I will proceed by giving you a hint of a way forward, though it will necessarily be abstract, as it is simply too much effort to take on your particulars given the lack of curation of your issue to date.

That said if I had a data.frame containing parameters over which I wanted to apply a function this general approach is favourable:

library(tidyverse)


(somedata <- expand.grid(month=1:12,
                        n=1:2))

function_that_uses_parameters <- function(months_,n_){
  months_^2*100+n_
}

somedata %>% mutate(
       results_of_func = function_that_uses_parameters(months_ = month,
                                                       n_ = n))

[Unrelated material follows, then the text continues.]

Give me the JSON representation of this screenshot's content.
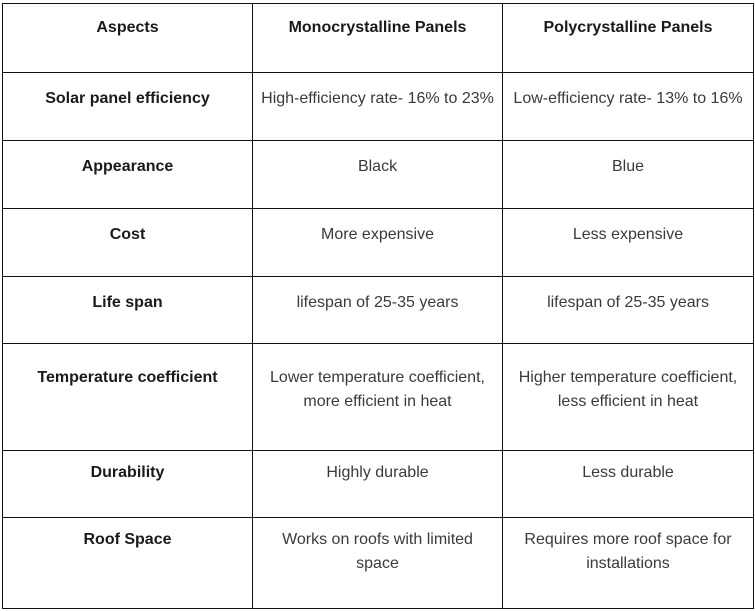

Thanks @nirgrahamuk and I agree the thread has gone off rails. The last post was an embarrassment to me as it completely washed off my patient attempt to hand hold someone who is new here.

If your above attempt also fails, I wanted to give @angela_italy a last chance with the following two clear objectives.

1. Can you reduce your input to less than 10 or 15 rows and 5-6 columns? Even if you have 12 months and 20 categories you may just take 2 or 3 months and 3-4 categories in the example dataframe.

2. Can you hand create your desired output for the above input data.frame? And yes you can type it out too

If you donot understand what I am asking, or what nirgrahamuk is suggesting please read the reprex documentation again in full and come back again.

And please can you delete your large posts of thousands of data elements.